- Born: 1956
- Died: 1997 (aged 40–41) Cape Breton, Nova Scotia, Canada
- Occupation: Police officer
- Known for: Died in the line of duty

= J. L. François Carrière =

J. L. François Carrière was an officer in the Royal Canadian Mounted Police, who drowned on duty.
On February 10, 2011, the Department of Fisheries and Oceans announced that a new vessel was going to be named the CCGS Constable Carrière. The vessel was one of nine vessels in the new Hero-class patrol vessels, all of which will be named after Canadian heroes.

==RCMP career==
Carrière applied to the RCMP in August 1987 at the age of 33. He was a married man with two young children.

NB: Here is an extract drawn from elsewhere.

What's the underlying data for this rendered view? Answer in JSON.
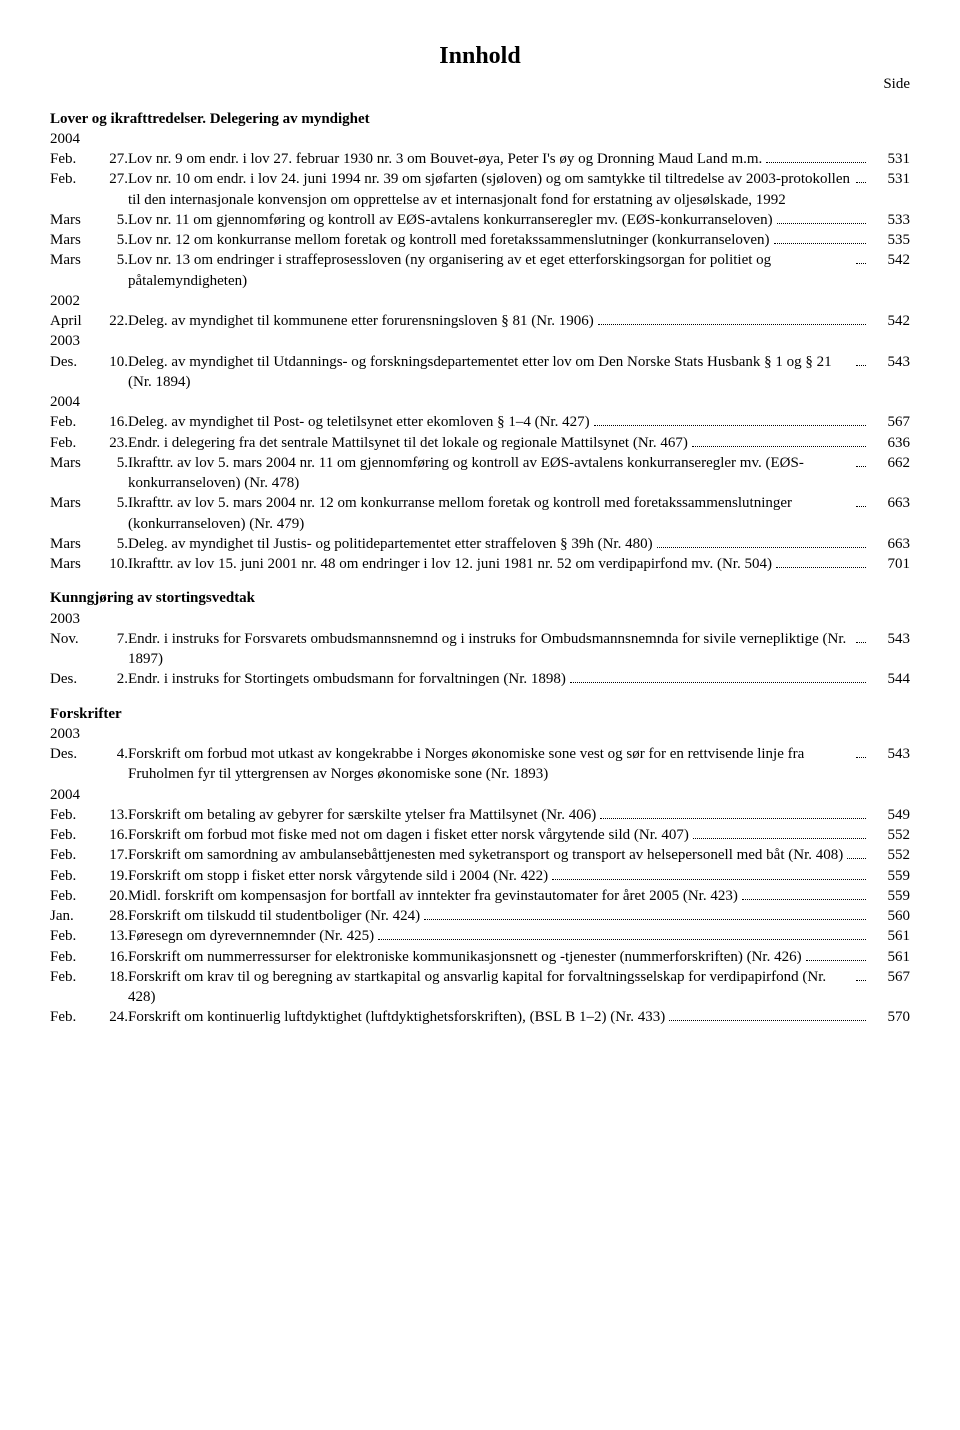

He was stationed in Prince Edward Island for the first four years of his RCMP career. In 1993, Carrière was transferred to the detachment at Cole Harbour, Nova Scotia. While there, Carrière, who had been an amateur scuba diver, applied to be a police diver. While working as a scuba diver with the RCMP Underwater Recovery Team in Cape Breton, searching a suspected drug-smuggling vessel, Carrière died during an underwater inspection.

The Donia Portland was a large freighter, and Carrière was one of a team of five inspecting the vessel.
He reported problems with his breathing apparatus, although his gauge showed he still had air in his tanks. Another diver who went to assist him lost contact with him due to murky water. He seems to have been unable to follow a line the divers to which were attached to the surface, because the buoy it was attached to had been dragged underwater.

An investigation attributed his death to flawed procedures and equipment malfunctions, and the RCMP paid a large fine. Dive rules were explicitly changed so every diver was assigned a "buddy", in order to prevent deaths of this kind in future.